The Czech Legal Text Treebank (CLTT) is a manually annotated corpus of dependency trees. The treebank consists of 1,121 sentences from the legal domain.
The Czech Legal Text Treebank 2.0 (CLTT 2.0) annotates the same texts as the CLTT 1.0. The CLTT 2.0 annotation on the syntactic layer is more elaborate than in the CLTT 1.0 from various aspects. In addition, new annotation layers were added to the data: (i) the layer of accounting entities, and (ii) the layer of semantic entity relations.
CLTT 2.0 was presented on the LREC 2018 Poster Sesstion.
CLTT 2.0 was published officially.
CLTT 1.0 was presented on the LREC 2016 Poster Session.
CLTT 1.0 was published officially.
Documents in CLTT
The sentences were taken from Accounting Act (563/1991 Coll., as amended) and Decree on Double-entry Accounting for undertakers (500/2002 Coll., as amended). The selection was given by the goals determined in the INTLIB project, focusing on the accounting subdomain namely.
The annotations in CLTT fit the framework originally formulated in the Prague Dependency Treebank (PDT) project. The dependency approach to syntactic analysis with the main role of the verb is applied. Technically, we speak about the analytical (a-) layer of annotation where each token in the sentence has one corresponding node and dependencies are assigned with the syntactic dependency function stored in the afun attribute.
To make manual annotation as easy as possible, we developed a special annotation strategy:
Accounting Entities Annotation
In the CLTT 2.0, we introduced a new annotation layer of accounting entities. We exploited the dictionary of accounting terms that was created for the RExtractor system. Subsequently, we used the RExtractor system for automatic identification of entities in the CLTT dependency trees.
The dictionary of accounting terms consists of 1,733 different terms classified into 25 categories. The RExtractor system identified 7,332 occurrences in the CLTT 2.0.
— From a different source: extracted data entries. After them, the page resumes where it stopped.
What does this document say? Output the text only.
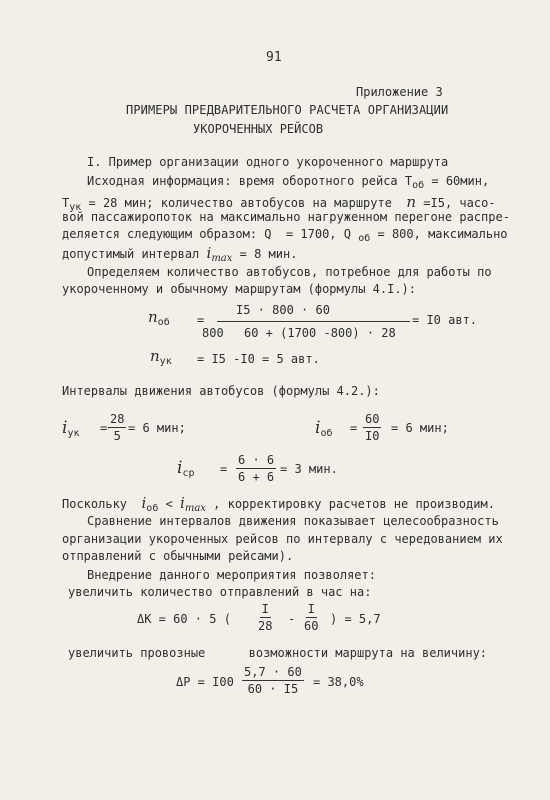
91
Приложение 3
ПРИМЕРЫ ПРЕДВАРИТЕЛЬНОГО РАСЧЕТА ОРГАНИЗАЦИИ
УКОРОЧЕННЫХ РЕЙСОВ
I. Пример организации одного укороченного маршрута
Исходная информация: время оборотного рейса $T_{об} = 60мин$,
$T_{ук} = 28$ мин; количество автобусов на маршруте  n =I5, часо-
вой пассажиропоток на максимально нагруженном перегоне распре-
деляется следующим образом: Q  = 1700, Q $_{об}$ = 800, максимально
допустимый интервал $i_{max} = 8$ мин.
Определяем количество автобусов, потребное для работы по
укороченному и обычному маршрутам (формулы 4.I.):
$n_{об}$ =
I5 · 800 · 60
800 60 + (1700 -800) · 28
= I0 авт.
$n_{ук} = I5$ -I0 = 5 авт.
Интервалы движения автобусов (формулы 4.2.):
$i_{ук} = \frac{28}{5} = 6$ мин;	$i_{об} = \frac{60}{I0} = 6$ мин;
$i_{ср} = \frac{6 \cdot 6}{6 + 6} = 3$ мин.
Поскольку  $i_{об} < i_{max}$ , корректировку расчетов не производим.
Сравнение интервалов движения показывает целесообразность
организации укороченных рейсов по интервалу с чередованием их
отправлений с обычными рейсами).
Внедрение данного мероприятия позволяет:
увеличить количество отправлений в час на:
ΔK = 60 · 5 ( $\frac{I}{28} - \frac{I}{60}$ ) = 5,7
увеличить провозные      возможности маршрута на величину:
$\Delta P = I00 \frac{5,7 \cdot 60}{60 \cdot I5} = 38,0\%$
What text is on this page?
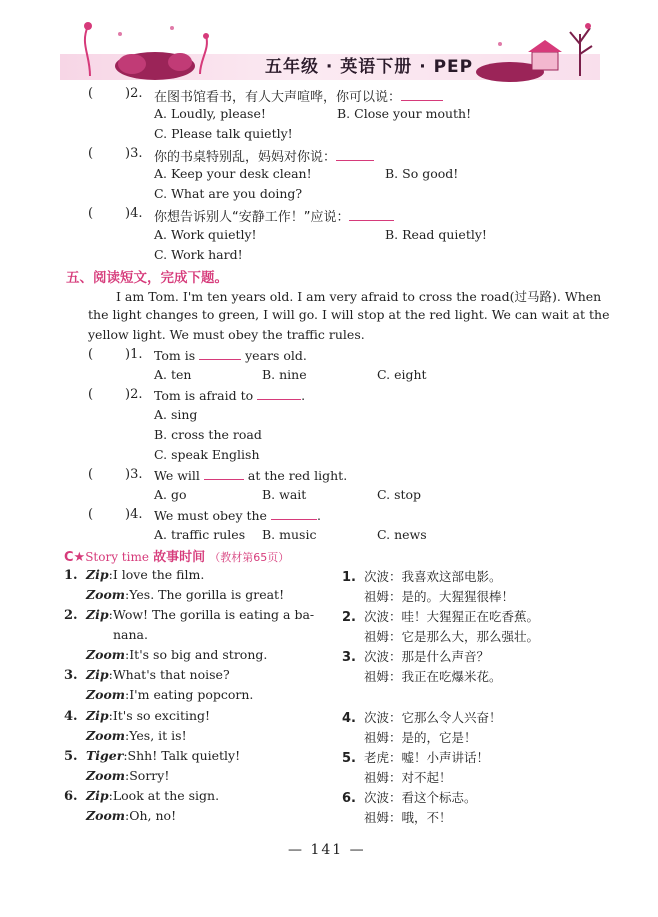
五年级 · 英语下册 · PEP
( )2. 在图书馆看书，有人大声喧哗，你可以说：
A. Loudly, please!	B. Close your mouth!
C. Please talk quietly!
( )3. 你的书桌特别乱，妈妈对你说：
A. Keep your desk clean!	B. So good!
C. What are you doing?
( )4. 你想告诉别人“安静工作！”应说：
A. Work quietly!	B. Read quietly!
C. Work hard!
五、阅读短文，完成下题。
I am Tom. I'm ten years old. I am very afraid to cross the road(过马路). When
the light changes to green, I will go. I will stop at the red light. We can wait at the
yellow light. We must obey the traffic rules.
( )1. Tom is	years old.
A. ten	B. nine	C. eight
( )2. Tom is afraid to	.
A. sing
B. cross the road
C. speak English
( )3. We will	at the red light.
A. go	B. wait	C. stop
( )4. We must obey the	.
A. traffic rules B. music	C. news
C★Story time 故事时间 （教材第65页）
1. Zip:I love the film.
Zoom:Yes. The gorilla is great!
2. Zip:Wow! The gorilla is eating a ba-
nana.
Zoom:It's so big and strong.
3. Zip:What's that noise?
Zoom:I'm eating popcorn.
4. Zip:It's so exciting!
Zoom:Yes, it is!
5. Tiger:Shh! Talk quietly!
Zoom:Sorry!
6. Zip:Look at the sign.
Zoom:Oh, no!
1. 次波：我喜欢这部电影。
祖姆：是的。大猩猩很棒！
2. 次波：哇！大猩猩正在吃香蕉。
祖姆：它是那么大，那么强壮。
3. 次波：那是什么声音？
祖姆：我正在吃爆米花。
4. 次波：它那么令人兴奋！
祖姆：是的，它是！
5. 老虎：嘘！小声讲话！
祖姆：对不起！
6. 次波：看这个标志。
祖姆：哦，不！
— 141 —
Semantic Relations Annotation
The layer of semantic relations is newly introduced in the CLTT 2.0. Relations are represented as (subject, predicate, object) triples, where subject and object have to be entities and predicate represents a relation. Three types of semantic relations were manually annotated in the CLTT texts:
Relations link an entity (subject) and its definition (object)
Relations link an entity (subject) which have a given right (object) to do something.
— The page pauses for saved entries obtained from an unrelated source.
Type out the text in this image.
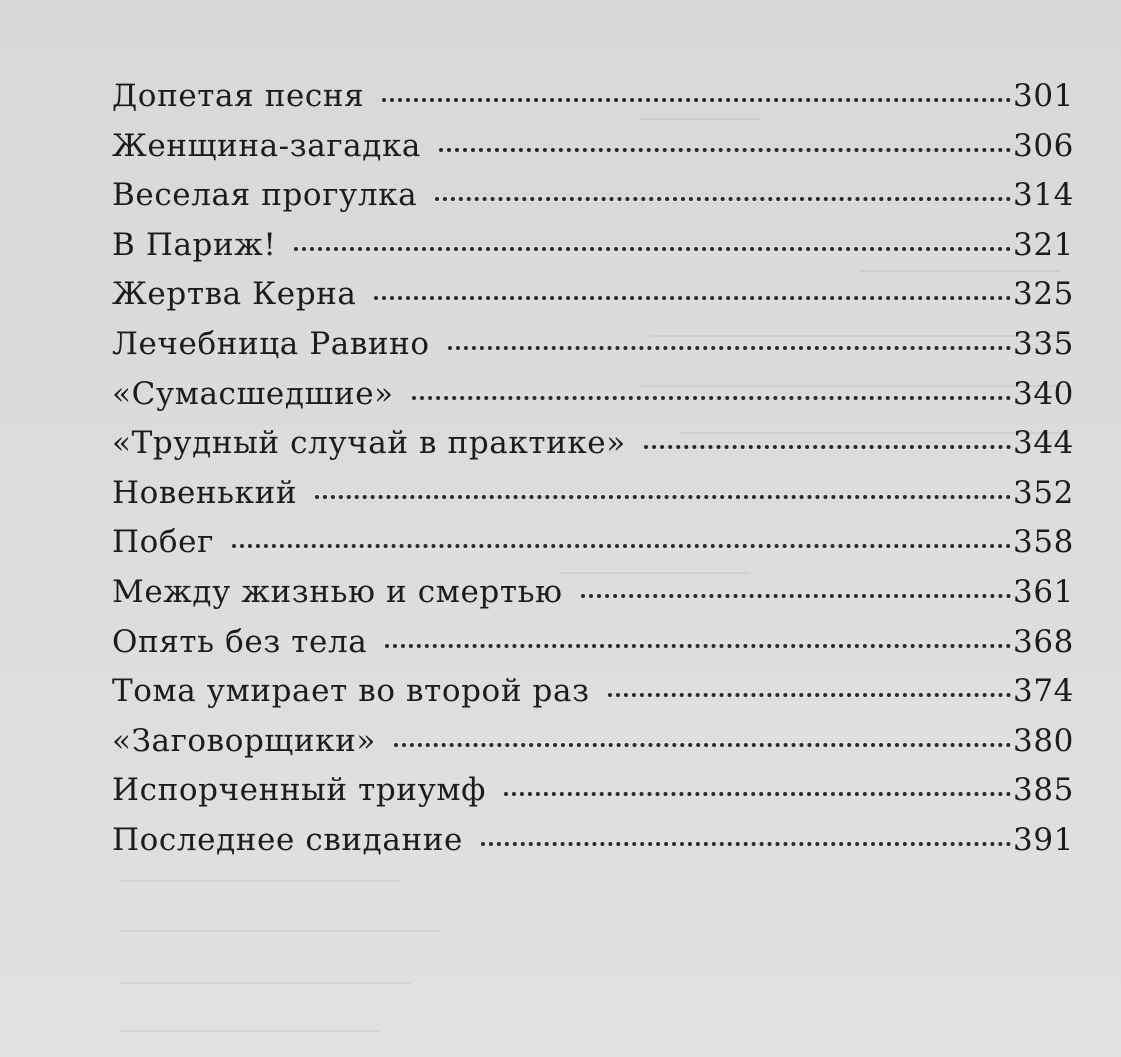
Допетая песня	301
Женщина-загадка	306
Веселая прогулка	314
В Париж!	321
Жертва Керна	325
Лечебница Равино	335
«Сумасшедшие»	340
«Трудный случай в практике»	344
Новенький	352
Побег	358
Между жизнью и смертью	361
Опять без тела	368
Тома умирает во второй раз	374
«Заговорщики»	380
Испорченный триумф	385
Последнее свидание	391
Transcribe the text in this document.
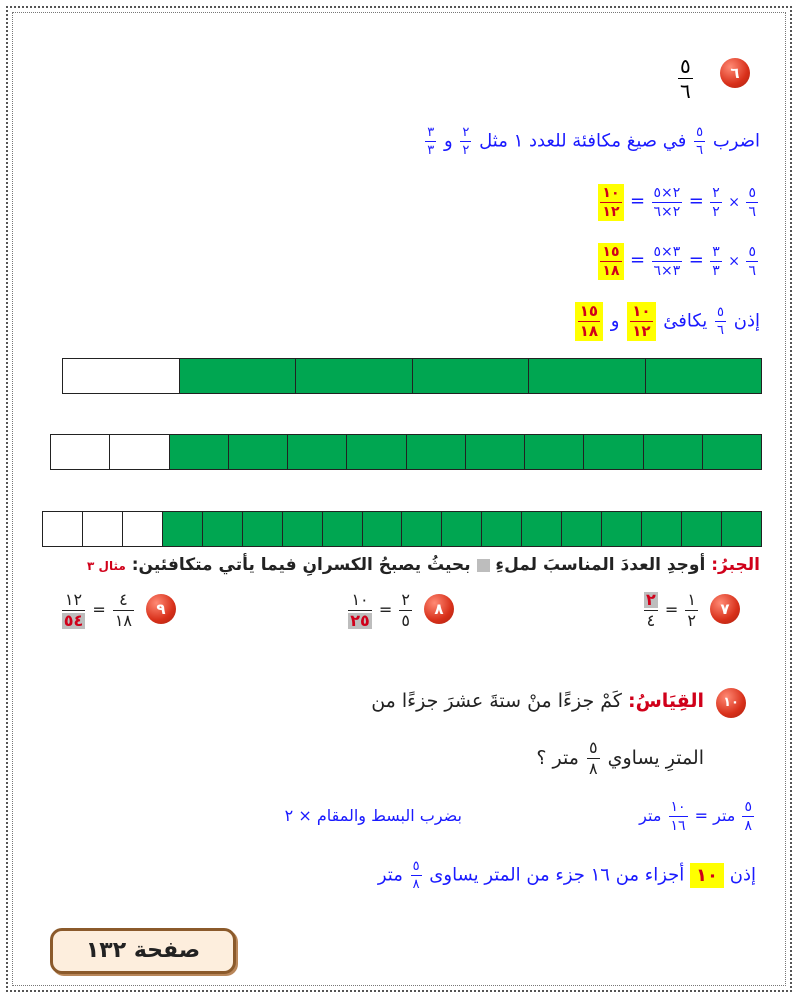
٦
$\frac{٥}{٦}$
اضرب
$\frac{٥}{٦}$
في صيغ مكافئة للعدد ١ مثل
$\frac{٢}{٢}$
و
$\frac{٣}{٣}$
$\frac{٥}{٦}$
×
$\frac{٢}{٢}$
=
$\frac{٢\times ٥}{٢\times ٦}$
=
$\frac{١٠}{١٢}$
$\frac{٥}{٦}$
×
$\frac{٣}{٣}$
=
$\frac{٣\times ٥}{٣\times ٦}$
=
$\frac{١٥}{١٨}$
إذن
$\frac{٥}{٦}$
يكافئ
$\frac{١٠}{١٢}$
و
$\frac{١٥}{١٨}$
الجبرُ: أوجدِ العددَ المناسبَ لملءِ  بحيثُ يصبحُ الكسرانِ فيما يأتي متكافئين: مثال ٣
٧
$\frac{١}{٢}$
=
$\frac{٢}{٤}$
٨
$\frac{٢}{٥}$
=
$\frac{١٠}{٢٥}$
٩
$\frac{٤}{١٨}$
=
$\frac{١٢}{٥٤}$
١٠
القِيَاسُ: كَمْ جزءًا منْ ستةَ عشرَ جزءًا من
المترِ يساوي
$\frac{٥}{٨}$
متر ؟
$\frac{٥}{٨}$
متر =
$\frac{١٠}{١٦}$
متر
بضرب البسط والمقام × ٢
إذن ١٠ أجزاء من ١٦ جزء من المتر يساوى
$\frac{٥}{٨}$
متر
صفحة ١٣٢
Relations link an entity (subject) which have a given obligation (object) to do something.
The CLTT 2.0 contains 498 manually annotated relations classified into 3 categories.
Browse data offline
To browse CLTT 2.0, you need to run the open-source application TrEd with the Czech Legal Text Treebank 2.0 Extension. This extension can be installed directly from TrEd using Setup >> Manage Extensions >> Get New Extensions. Make sure that the repository http://ufal.mff.cuni.cz/tred/extensions/core/ is enabled in Setup >> Manage Extensions >> Edit Repositories.
Because of a bug in TrEd, you should also install a Perl pagkage Graph::Kruskal to enabling entities presentation.
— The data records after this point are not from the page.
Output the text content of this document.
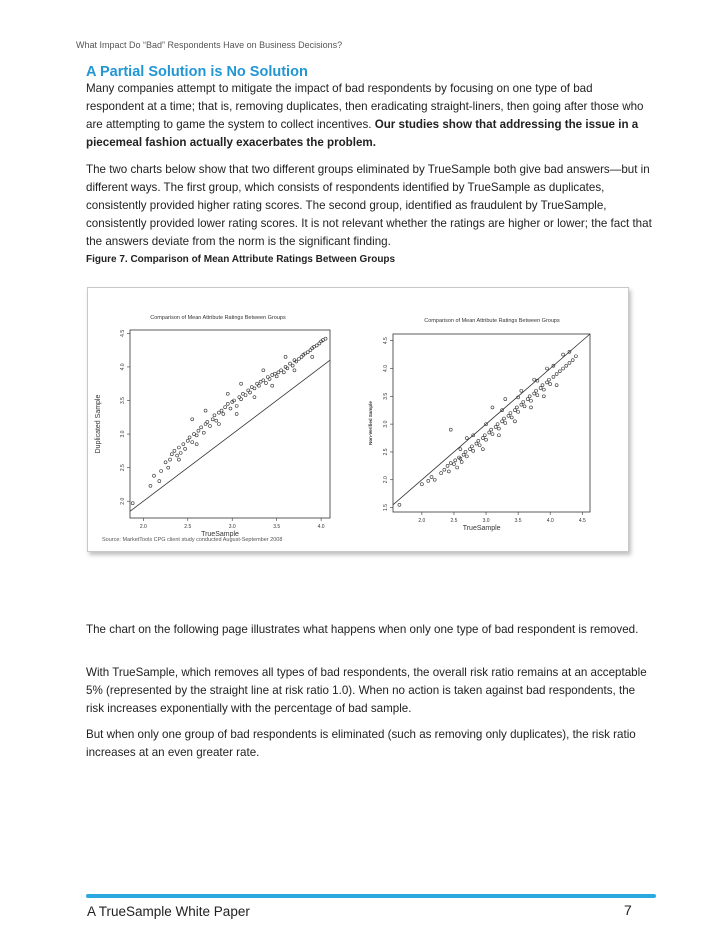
What Impact Do “Bad” Respondents Have on Business Decisions?
A Partial Solution is No Solution

Many companies attempt to mitigate the impact of bad respondents by focusing on one type of bad respondent at a time; that is, removing duplicates, then eradicating straight-liners, then going after those who are attempting to game the system to collect incentives. Our studies show that addressing the issue in a piecemeal fashion actually exacerbates the problem.

The two charts below show that two different groups eliminated by TrueSample both give bad answers—but in different ways. The first group, which consists of respondents identified by TrueSample as duplicates, consistently provided higher rating scores. The second group, identified as fraudulent by TrueSample, consistently provided lower rating scores. It is not relevant whether the ratings are higher or lower; the fact that the answers deviate from the norm is the significant finding.

Figure 7. Comparison of Mean Attribute Ratings Between Groups
Comparison of Mean Attribute Ratings Between Groups
2.0	2.5	3.0	3.5	4.0
2.0
2.5
3.0
3.5
4.0
4.5
TrueSample
Duplicated Sample
Comparison of Mean Attribute Ratings Between Groups
2.0	2.5	3.0	3.5	4.0	4.5
1.5
2.0
2.5
3.0
3.5
4.0
4.5
TrueSample
Non-Verified Sample
Source: MarketTools CPG client study conducted August-September 2008

The chart on the following page illustrates what happens when only one type of bad respondent is removed.

With TrueSample, which removes all types of bad respondents, the overall risk ratio remains at an acceptable 5% (represented by the straight line at risk ratio 1.0). When no action is taken against bad respondents, the risk increases exponentially with the percentage of bad sample.

But when only one group of bad respondents is eliminated (such as removing only duplicates), the risk ratio increases at an even greater rate.

A TrueSample White Paper	7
To browse CLTT 1.0, you need to install the Czech Legal Text Treebank 1.0 Extension. However, with the CLTT 2.0 release, this extensions becomes obsolete and we provide no support for it.
Browse data online
Please use the following text to cite CLTT 2.0:
Kríž Vincent, Hladká Barbora: Czech Legal Text Treebank 2.0. In: Proceedings of the 11th International Conference on Language Resources and Evaluation (LREC 2018), Copyright © European Language Resources Association, Paris, France, ISBN 979-10-95546-00-9, pp. 4501-4505, 2018
Kríž, Vincent and Hladká, Barbora, 2017, Czech Legal Text Treebank 2.0, LINDAT/CLARIN digital library at the Institute of Formal and Applied Linguistics (ÚFAL), Faculty of Mathematics and Physics, Charles University,http://hdl.handle.net/11234/1-2498.
Please use the following text to cite CLTT 1.0:
Kríž Vincent, Hladká Barbora, Urešová Zdeňka: Czech Legal Text Treebank 1.0. In: Proceedings of the 10th International Conference on Language Resources and Evaluation (LREC 2016), Copyright © European Language Resources Association, Paris, France, ISBN 978-2-9517408-9-1, pp. 2387-2392, 2016
Kríž, Vincent; Hladká, Barbora and Urešová, Zdeňka, 2015, Czech Legal Text Treebank, LINDAT/CLARIN digital library at Institute of Formal and Applied Linguistics, Charles University in Prague, http://hdl.handle.net/11234/1-1516.
Distributed under CC BY-NC-SA licence.